Der heißeste Tag des Jahres steht bevor … und soll ausgerechnet an meinem Kolumnentag stattfinden. Das freut mich natürlich sehr, denn heißes Wetter finde ich gaaaanz toll. Mir ist eh schon seit Wochen, als würde mein Gehirn schmelzen und jeder klare Gedanke verdampfen.
Aber vielleicht geht es ja nicht nur mir so. Schon der Zirkus um die Schweinegrippe schien nicht sonderlich … ähm … logisch und orientiert zu sein. Und es scheint, dass die Neigung zu Überreaktionen momentan recht groß ist. Ist dies etwa ein besonders warmes Sommerloch?

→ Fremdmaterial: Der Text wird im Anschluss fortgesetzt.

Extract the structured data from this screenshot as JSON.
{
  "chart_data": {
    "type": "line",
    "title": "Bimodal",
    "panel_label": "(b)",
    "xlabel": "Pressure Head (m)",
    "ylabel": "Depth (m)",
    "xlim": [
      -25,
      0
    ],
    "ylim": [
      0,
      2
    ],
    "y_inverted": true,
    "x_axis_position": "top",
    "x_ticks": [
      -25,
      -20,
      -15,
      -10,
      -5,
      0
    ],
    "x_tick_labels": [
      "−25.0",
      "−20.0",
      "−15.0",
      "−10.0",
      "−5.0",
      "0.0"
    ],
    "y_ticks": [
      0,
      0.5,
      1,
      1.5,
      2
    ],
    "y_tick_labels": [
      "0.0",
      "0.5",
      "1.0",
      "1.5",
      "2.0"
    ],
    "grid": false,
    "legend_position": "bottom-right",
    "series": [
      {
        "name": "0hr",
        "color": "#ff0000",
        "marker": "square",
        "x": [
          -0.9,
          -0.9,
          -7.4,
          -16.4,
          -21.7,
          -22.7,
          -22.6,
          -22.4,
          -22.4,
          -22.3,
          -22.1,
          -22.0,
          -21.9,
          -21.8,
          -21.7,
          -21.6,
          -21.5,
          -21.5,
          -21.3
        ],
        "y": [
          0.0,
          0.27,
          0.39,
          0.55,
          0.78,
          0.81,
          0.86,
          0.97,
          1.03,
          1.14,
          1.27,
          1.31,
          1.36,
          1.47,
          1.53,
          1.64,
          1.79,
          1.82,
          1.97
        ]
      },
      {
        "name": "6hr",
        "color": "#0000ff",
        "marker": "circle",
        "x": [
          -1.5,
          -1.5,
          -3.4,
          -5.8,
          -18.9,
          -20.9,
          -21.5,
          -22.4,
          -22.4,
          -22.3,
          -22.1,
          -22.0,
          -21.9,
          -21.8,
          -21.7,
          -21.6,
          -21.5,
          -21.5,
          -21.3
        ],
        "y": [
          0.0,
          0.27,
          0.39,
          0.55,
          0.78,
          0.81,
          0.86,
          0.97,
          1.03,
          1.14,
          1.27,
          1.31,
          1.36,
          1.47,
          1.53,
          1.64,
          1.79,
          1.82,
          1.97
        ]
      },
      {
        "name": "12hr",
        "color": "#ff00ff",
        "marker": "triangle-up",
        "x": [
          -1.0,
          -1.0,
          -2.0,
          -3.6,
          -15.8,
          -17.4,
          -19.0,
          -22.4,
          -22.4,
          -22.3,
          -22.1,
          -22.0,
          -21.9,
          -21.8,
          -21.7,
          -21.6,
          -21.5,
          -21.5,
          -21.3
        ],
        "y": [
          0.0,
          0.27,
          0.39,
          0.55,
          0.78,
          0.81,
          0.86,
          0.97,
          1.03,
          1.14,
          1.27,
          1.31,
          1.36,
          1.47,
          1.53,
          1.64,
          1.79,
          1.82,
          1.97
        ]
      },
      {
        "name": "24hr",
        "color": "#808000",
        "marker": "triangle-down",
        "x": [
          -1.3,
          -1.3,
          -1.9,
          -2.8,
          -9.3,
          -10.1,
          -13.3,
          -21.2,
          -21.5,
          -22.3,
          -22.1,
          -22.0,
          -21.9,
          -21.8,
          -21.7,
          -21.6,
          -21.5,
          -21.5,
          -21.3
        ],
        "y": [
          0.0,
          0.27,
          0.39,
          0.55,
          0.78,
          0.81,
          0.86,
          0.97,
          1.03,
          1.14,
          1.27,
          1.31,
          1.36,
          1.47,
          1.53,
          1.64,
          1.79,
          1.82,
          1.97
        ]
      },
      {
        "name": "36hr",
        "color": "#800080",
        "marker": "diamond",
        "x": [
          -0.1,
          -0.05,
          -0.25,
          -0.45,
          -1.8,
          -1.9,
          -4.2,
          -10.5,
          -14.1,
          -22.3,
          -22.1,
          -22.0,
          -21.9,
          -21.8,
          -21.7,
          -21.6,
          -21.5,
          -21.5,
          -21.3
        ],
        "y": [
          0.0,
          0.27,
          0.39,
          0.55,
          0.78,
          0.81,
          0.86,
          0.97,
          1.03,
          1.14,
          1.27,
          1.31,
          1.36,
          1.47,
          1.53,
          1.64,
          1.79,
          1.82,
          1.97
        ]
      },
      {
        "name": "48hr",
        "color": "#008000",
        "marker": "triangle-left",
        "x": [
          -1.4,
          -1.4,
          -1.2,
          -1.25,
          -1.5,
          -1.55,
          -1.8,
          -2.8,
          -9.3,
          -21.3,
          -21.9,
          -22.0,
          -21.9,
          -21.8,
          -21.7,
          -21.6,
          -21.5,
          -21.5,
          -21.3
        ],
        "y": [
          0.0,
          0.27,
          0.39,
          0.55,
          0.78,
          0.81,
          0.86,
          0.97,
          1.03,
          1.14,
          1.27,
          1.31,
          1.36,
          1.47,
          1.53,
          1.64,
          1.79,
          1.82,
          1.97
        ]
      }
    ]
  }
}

Nehmen wir etwa die Sache mit dem Greiskraut. Noch nicht gehört? – Na gut, von dem bösen Kreuzkraut im Rucola aber schon, oder? (das ist eh das gleiche Zeug)
Da hat also jemand einen einzigen Greiskrautstängel in einer Schale mit Rucola gefunden und ihn auch noch erkannt. Dann wurde die Schale an eine Bekannte geschickt, die zufällig eine Initiative zur Warnung vor dem Kreuzkraut betreibt, und analysiert. Das Ergebnis: giftig! Mehr als das Zweieinhalbtausendfache der täglich erlaubten Dosis (  SPIEGEL ). Puh.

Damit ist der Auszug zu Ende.